Assurance-emprunteur : un scandale qui dure

Assurance-emprunteur : un scandale qui dure

Les bénéfices techniques et financiers de l’assurance-emprunteur reviendront-ils un jour aux clients ?
Banques en ligne

Rédigé par Elsa Rédacréa

le 24 Juin 2014

Le lièvre avait été levé en 2007 par l’association UFC-Que Choisir. L’assurance-emprunteur, légalement non obligatoire mais systématiquement imposée par les banques notamment aux emprunteurs immobiliers, a été surfacturée pendant des années sans que ses bénéfices profitent aux principaux intéressés. L’association de défense des consommateurs avait fait les comptes : entre 1995 et 2007, banquiers et assureurs ont « retenu » au moins 15 milliards d’euros de bénéfices qui auraient dû en partie revenir aux emprunteurs. Ce qui équivaut à 1 500 euros en moyenne pour un ménage, somme qui peut être évidemment bien plus conséquente selon le montant et les conditions du prêt souscrit. Et cela peut rapidement monter, à raison de 0,2 à 1 % du crédit… Au total, ce scandale, qui est loin d’avoir atteint son épilogue, concernerait quelque 10 millions de ménages.

Interprétation du cadre légal

Le fond du problème est simple : en vertu du Code des assurances, article L331-3, l'assuré doit recouvrer les surprimes de l’assurance-emprunteur n’ayant pas servi à la couverture des risques et les intérêts qui leur sont liés ― lesdites surprimes étant placées sur les marchés financiers le temps de l’emprunt. Banquiers et assureurs, opposés à une telle restitution de grande ampleur, ont été confrontés en 2012 à une décision du Conseil d’Etat donnant raison à l’UFC-Que Choisir, à la suite des poursuites judiciaires qu’elle avait engagées en 2007 contre trois établissements. Mais rien n’est vraiment gagné, puisque le Conseil d’Etat se contente de déclarer non légale la rédaction d’un article du Code monétaire et financier, qui exclut du calcul de la participation aux bénéfices les contrats collectifs. Mais la haute juridiction reste dans le flou, et laisse largement le choix aux assureurs et banquiers de réinterpréter le droit en leur faveur : l’assurance-emprunteur peut ou ne pas être considéré comme un contrat d’assurance collective en cas de décès de l’assuré-emprunteur, le droit individuel à la participation aux bénéfices devant nul et non avenu… Quant à l’excédent de participation aux bénéfices, difficilement dissimulable, il doit revenir… aux banques elles-mêmes, qui souscrivent les contrats de groupe pour leurs clients.

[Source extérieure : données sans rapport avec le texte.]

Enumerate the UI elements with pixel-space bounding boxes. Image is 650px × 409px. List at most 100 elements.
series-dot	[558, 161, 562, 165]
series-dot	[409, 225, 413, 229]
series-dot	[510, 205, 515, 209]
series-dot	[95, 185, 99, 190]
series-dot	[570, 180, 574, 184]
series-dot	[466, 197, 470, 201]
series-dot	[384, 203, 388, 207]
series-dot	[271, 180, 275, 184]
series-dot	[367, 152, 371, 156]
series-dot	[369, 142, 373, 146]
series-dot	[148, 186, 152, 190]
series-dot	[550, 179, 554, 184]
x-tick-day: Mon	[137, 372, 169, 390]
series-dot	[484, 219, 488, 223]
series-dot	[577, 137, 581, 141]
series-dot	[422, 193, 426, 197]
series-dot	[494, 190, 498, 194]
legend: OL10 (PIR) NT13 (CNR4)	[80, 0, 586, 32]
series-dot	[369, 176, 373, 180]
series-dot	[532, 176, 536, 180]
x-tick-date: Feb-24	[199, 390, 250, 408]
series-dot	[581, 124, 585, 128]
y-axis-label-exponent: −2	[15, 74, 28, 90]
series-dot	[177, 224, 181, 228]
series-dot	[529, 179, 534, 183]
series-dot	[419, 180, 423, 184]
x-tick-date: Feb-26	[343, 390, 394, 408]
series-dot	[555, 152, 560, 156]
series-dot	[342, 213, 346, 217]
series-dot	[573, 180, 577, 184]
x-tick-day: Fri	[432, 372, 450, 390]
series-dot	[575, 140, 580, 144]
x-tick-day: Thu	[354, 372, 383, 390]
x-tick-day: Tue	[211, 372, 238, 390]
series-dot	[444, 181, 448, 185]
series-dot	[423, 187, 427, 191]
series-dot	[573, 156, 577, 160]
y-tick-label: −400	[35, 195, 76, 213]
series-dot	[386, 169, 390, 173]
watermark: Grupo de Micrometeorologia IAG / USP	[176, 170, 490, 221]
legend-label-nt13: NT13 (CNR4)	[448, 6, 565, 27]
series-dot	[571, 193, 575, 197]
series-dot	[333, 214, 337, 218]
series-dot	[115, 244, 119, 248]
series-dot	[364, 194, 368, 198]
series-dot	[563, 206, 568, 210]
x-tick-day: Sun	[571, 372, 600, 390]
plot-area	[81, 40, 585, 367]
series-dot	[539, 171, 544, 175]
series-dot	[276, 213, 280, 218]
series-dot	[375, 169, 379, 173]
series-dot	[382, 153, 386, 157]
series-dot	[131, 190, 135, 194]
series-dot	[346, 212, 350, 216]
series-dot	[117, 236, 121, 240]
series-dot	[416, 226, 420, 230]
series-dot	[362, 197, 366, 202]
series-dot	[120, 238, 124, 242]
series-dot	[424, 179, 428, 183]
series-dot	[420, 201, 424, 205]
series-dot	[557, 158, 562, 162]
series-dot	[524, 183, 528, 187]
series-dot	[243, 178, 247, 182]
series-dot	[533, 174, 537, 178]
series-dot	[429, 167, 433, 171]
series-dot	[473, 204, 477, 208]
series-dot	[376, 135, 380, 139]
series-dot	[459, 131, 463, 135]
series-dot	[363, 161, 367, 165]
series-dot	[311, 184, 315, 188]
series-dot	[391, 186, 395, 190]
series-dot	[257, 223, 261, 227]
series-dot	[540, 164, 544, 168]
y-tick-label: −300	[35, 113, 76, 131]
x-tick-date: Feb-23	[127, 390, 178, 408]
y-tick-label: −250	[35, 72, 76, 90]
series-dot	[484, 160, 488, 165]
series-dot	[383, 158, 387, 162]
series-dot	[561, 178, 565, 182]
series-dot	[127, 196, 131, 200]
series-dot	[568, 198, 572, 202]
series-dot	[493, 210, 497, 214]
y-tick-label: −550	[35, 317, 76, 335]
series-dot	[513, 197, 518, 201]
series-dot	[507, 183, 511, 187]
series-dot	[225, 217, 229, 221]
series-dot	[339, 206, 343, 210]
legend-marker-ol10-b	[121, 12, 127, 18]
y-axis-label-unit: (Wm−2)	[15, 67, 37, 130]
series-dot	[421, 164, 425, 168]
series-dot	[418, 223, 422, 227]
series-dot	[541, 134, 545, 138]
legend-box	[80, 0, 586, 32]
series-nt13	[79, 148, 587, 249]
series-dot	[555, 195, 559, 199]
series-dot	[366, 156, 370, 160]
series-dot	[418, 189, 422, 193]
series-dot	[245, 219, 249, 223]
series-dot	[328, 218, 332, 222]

Donc pas de reversement possible à titre individuel… Maladresse intentionnelle du Conseil d’Etat, spécificités techniques du dossier, le malaise de l’assurance-emprunteur a tout pour faire s’engager un vrai bras de fer entre les clients et leurs banquiers… Décidée à aller le plus loin possible pour défendre les emprunteurs lésés, l’UFC Que Choisir tente d’accéder aux pièces comptables des établissements financiers pour prouver le préjudice. Avant la décision du TGI de Paris attendue à l’automne, elle doit réunir les informations données par les emprunteurs eux-mêmes pour alimenter les procédures en sa faveur.
L’association ActionCivile.com entreprend la même démarche, dans le premier objectif d’obtenir une médiation auprès des établissements financiers, puis en cas d’échec, de porter l’affaire devant la justice.
Dans tous les cas, l’action collective sera le moyen pour les emprunteurs-assurés de se faire entendre… mais pas forcément donner raison, car le poids des intérêts est imposant, et les délais de prescription planent sur les décisions judiciaires. Les pouvoirs publics n’ont pas vraiment envie de prendre position, encore moins de faire pencher la balance du côté des consommateurs. Même l’Autorité de contrôle prudentiel, censée surveiller de manière indépendante les pratiques des banques, n’a pas admis le droit individuel au remboursement…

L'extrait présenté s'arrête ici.